Challenge: Airline Meals – Bacontarian

I’ll be teaching at a Wireless Workshop in South Africa next month, and am just getting my travel arrangements in order. I was e-mailing with the person in charge of booking my ticket, and one of the questions she asked (along with my passport number and full name) was whether I had any special dietary needs.

My obvious answer was that I was a Bacontarian, and would only eat meals that include Bacon, or in very rare circumstances pancetta or other forms of Pork. We quickly agreed that most airlines probably don’t recognize Bacontarianism as a proper special meal category, which of course can only be construed as a challenge.

After all, there are an almost ludicrous amount of special diet categories on most international flights, just get an idea, AirlineMeals.net lists the following: muslim, kosher, hindu, gluten free, lactose free, Low-cholesterol, vegan, seafood, diabetes, fruit meal, low-calorie, low-fat, oriental vegetarian, asian vegetarian, indian vegetarian and vegetarian…

and it has the pictures to prove it.

This is my challenge: For the Bacontarian community to unite, and set forth to spread the good bacontarian diet to airlines around the world. I hereby pledge 500g of prime, organic, danish bacon to whoever is first to get a Bacontarian special meal delivered by an airline.

Let’s do this.

Comments on strategies for achieving this noble and necessary goal are welcome in the comments section.

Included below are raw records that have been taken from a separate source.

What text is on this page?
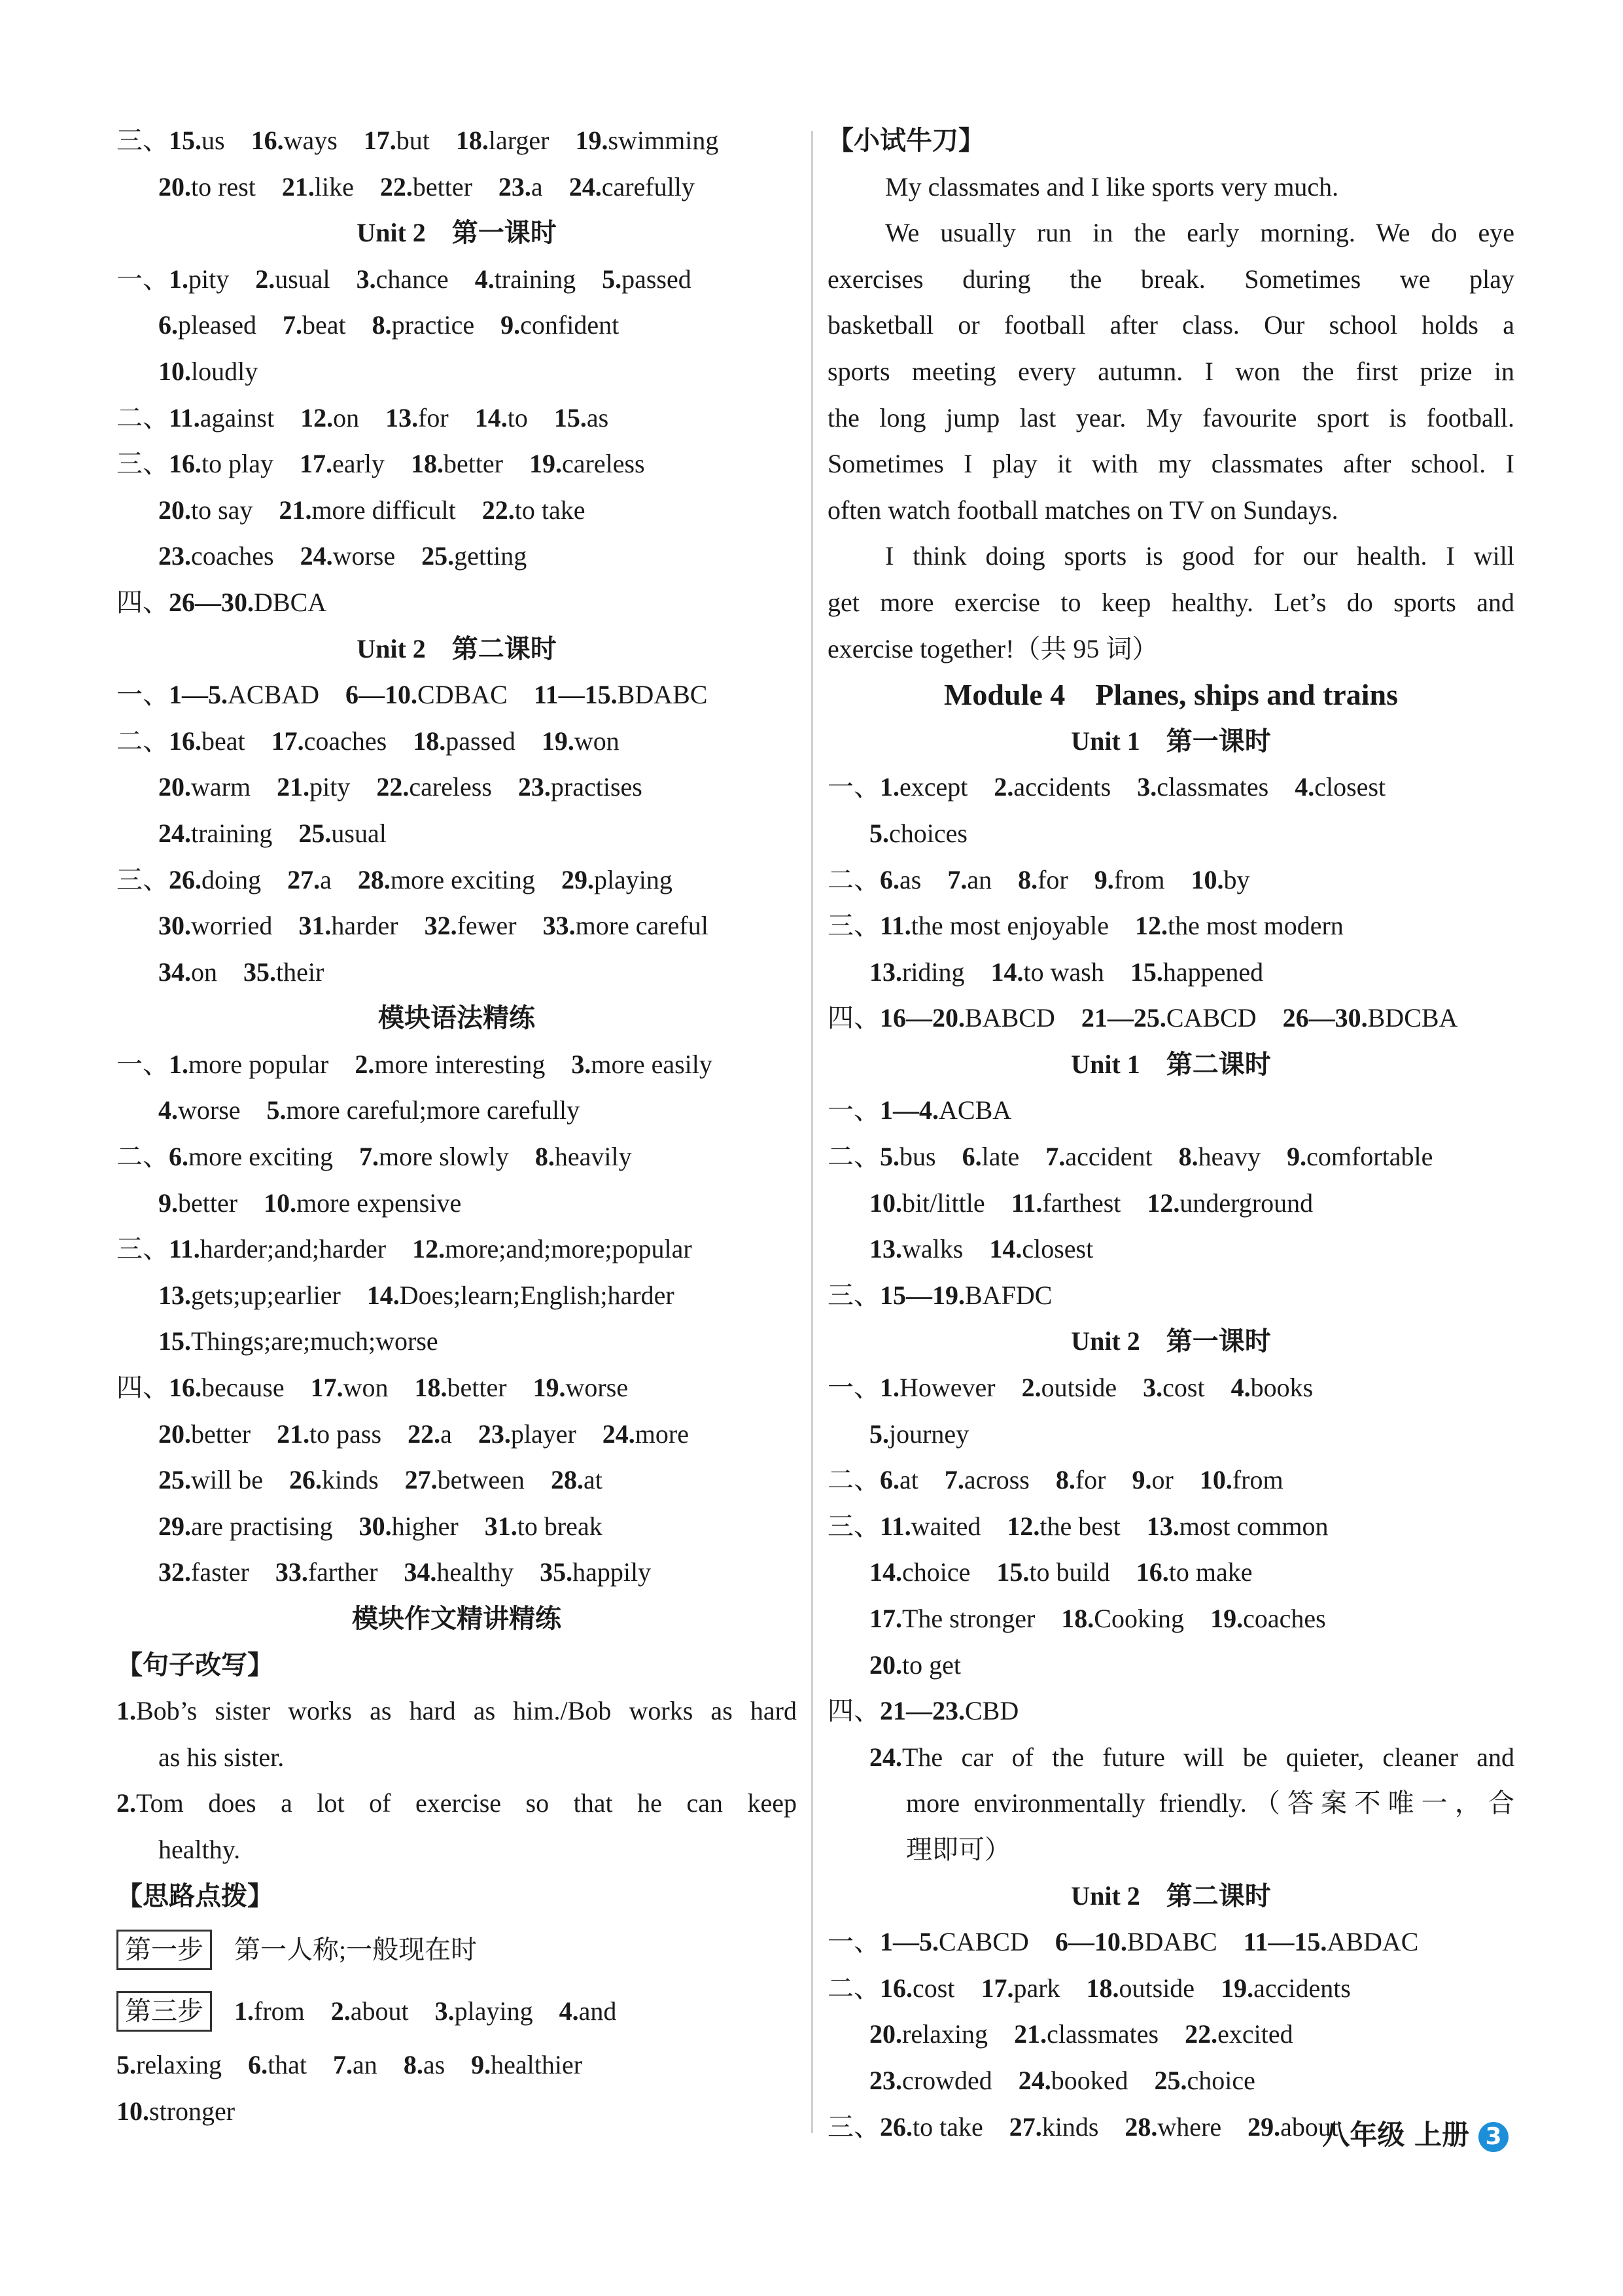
三、15.us 16.ways 17.but 18.larger 19.swimming
20.to rest 21.like 22.better 23.a 24.carefully
Unit 2　第一课时
一、1.pity 2.usual 3.chance 4.training 5.passed
6.pleased 7.beat 8.practice 9.confident
10.loudly
二、11.against 12.on 13.for 14.to 15.as
三、16.to play 17.early 18.better 19.careless
20.to say 21.more difficult 22.to take
23.coaches 24.worse 25.getting
四、26—30.DBCA
Unit 2　第二课时
一、1—5.ACBAD 6—10.CDBAC 11—15.BDABC
二、16.beat 17.coaches 18.passed 19.won
20.warm 21.pity 22.careless 23.practises
24.training 25.usual
三、26.doing 27.a 28.more exciting 29.playing
30.worried 31.harder 32.fewer 33.more careful
34.on 35.their
模块语法精练
一、1.more popular 2.more interesting 3.more easily
4.worse 5.more careful;more carefully
二、6.more exciting 7.more slowly 8.heavily
9.better 10.more expensive
三、11.harder;and;harder 12.more;and;more;popular
13.gets;up;earlier 14.Does;learn;English;harder
15.Things;are;much;worse
四、16.because 17.won 18.better 19.worse
20.better 21.to pass 22.a 23.player 24.more
25.will be 26.kinds 27.between 28.at
29.are practising 30.higher 31.to break
32.faster 33.farther 34.healthy 35.happily
模块作文精讲精练
【句子改写】
1.Bob’s sister works as hard as him./Bob works as hard
as his sister.
2.Tom does a lot of exercise so that he can keep
healthy.
【思路点拨】
第一步 第一人称;一般现在时
第三步 1.from 2.about 3.playing 4.and
5.relaxing 6.that 7.an 8.as 9.healthier
10.stronger
【小试牛刀】
My classmates and I like sports very much.
We usually run in the early morning. We do eye
exercises during the break. Sometimes we play
basketball or football after class. Our school holds a
sports meeting every autumn. I won the first prize in
the long jump last year. My favourite sport is football.
Sometimes I play it with my classmates after school. I
often watch football matches on TV on Sundays.
I think doing sports is good for our health. I will
get more exercise to keep healthy. Let’s do sports and
exercise together!（共 95 词）
Module 4　Planes, ships and trains
Unit 1　第一课时
一、1.except 2.accidents 3.classmates 4.closest
5.choices
二、6.as 7.an 8.for 9.from 10.by
三、11.the most enjoyable 12.the most modern
13.riding 14.to wash 15.happened
四、16—20.BABCD 21—25.CABCD 26—30.BDCBA
Unit 1　第二课时
一、1—4.ACBA
二、5.bus 6.late 7.accident 8.heavy 9.comfortable
10.bit/little 11.farthest 12.underground
13.walks 14.closest
三、15—19.BAFDC
Unit 2　第一课时
一、1.However 2.outside 3.cost 4.books
5.journey
二、6.at 7.across 8.for 9.or 10.from
三、11.waited 12.the best 13.most common
14.choice 15.to build 16.to make
17.The stronger 18.Cooking 19.coaches
20.to get
四、21—23.CBD
24.The car of the future will be quieter, cleaner and
more environmentally friendly.（答案不唯一，合
理即可）
Unit 2　第二课时
一、1—5.CABCD 6—10.BDABC 11—15.ABDAC
二、16.cost 17.park 18.outside 19.accidents
20.relaxing 21.classmates 22.excited
23.crowded 24.booked 25.choice
三、26.to take 27.kinds 28.where 29.about
八年级 上册 3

7 Responses to “Challenge: Airline Meals – Bacontarian”

  1. ethanz says:

    Again, I believe this is a situation where we can learn from our brother Pastafarians. It’s all about the lawsuits. After requesting and being denied a bacontarian meal the next time you fly, send a letter of protest about the airline’s failure to recognize and honor your faith. Carbon copy it to whatever government department deals with religious affairs. If the Australian authorities can be persuaded to recognize census-respondants as Jedi, we should surely be able to be recognized as bacontarians.

  2. Muffin says:

    Our chief roadblock involves the acceptance of Bacontarianism as an actual religion. Many call it “silly” or a “joke religion,” and as long as this continues, we will continued to be viewed as silly. For instance, Great Britian’s Jedi thing. (I think it was Britain who refused to accept Jediism, while Austrailia allowed it).

    I think our first task will need to eb establishing ourselves as a religion with serious viewpoints. I recommend a march on several popular fake-Bacon producers, claiming something about false idols. For instance, Baco’s is made without any Bacon, and some companies (e.g., Morning Star Farms) formally attempts to make Bacon without use of pork. It is fake Bacon, and it is a blasphemy. If we can stop ourselves from laughing when the press shows up, the world might start to pay attention…

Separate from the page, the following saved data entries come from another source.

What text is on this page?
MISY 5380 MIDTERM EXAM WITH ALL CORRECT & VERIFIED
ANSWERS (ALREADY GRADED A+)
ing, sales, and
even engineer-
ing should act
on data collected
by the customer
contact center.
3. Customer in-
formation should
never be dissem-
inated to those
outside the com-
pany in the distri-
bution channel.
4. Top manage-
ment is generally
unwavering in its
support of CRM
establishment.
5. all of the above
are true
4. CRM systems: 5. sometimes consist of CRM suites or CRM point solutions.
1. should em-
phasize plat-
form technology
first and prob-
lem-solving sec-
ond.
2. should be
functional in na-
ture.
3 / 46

    Also, I’m glad this blog exists…I tried to create a similar blog, but the time and motivation failed me.

  3. Daniel says:

    I believe that our best chance is to unite with another much maligned group, the pirates. “Bacon Pirates” would be our best chance, I’m sure that you might agree.

    I’ve drafted an image of what I’m talking about: http://www.secretcreatures.com/archives/secret-creatures-news/pirate-captain-bacon-shirt/

  4. Nick says:

    Nice blog.I like this. Nick http://www.yahoo.com

  5. Ryan says:

    I don’t think there will be airlines serving only bacon food. If you’re a vegetarian, then it’s fairly easy to ask them to prepare for such a dietary arrangement.

    But bacon only? It’s very hard if not impossible in my opinion.

    -Ryan

  6. master bacon says:

    It’s not necessary for them to serve only bacon, just to have a meal option that always includes bacon as a side dish or ingredient.

  7. sparebacon says:

    you could always do what i do: many places simply dont have bacon on their menu… when im forced into such a dining experience (such as on an airplane) i bring my own bacon. hormel makes microwavable bacon pouches, which, of course, lack the tasty crispocity of homecooked bacon, but are sufficient in emergency situations. microwavable pouches have gotten me out of many a sticky situation. why should i have to choose between a meal without bacon or starvation? when businesses are not accomodating to my bacontarian needs, i reach into my coat pocket and pull out my bacon supplement pack, hand it to my waiter (or flight attendant in this case) and tell him to microwave me up some bacony goodness.

    sadly, this is only a quick fix. when will people understand our plight?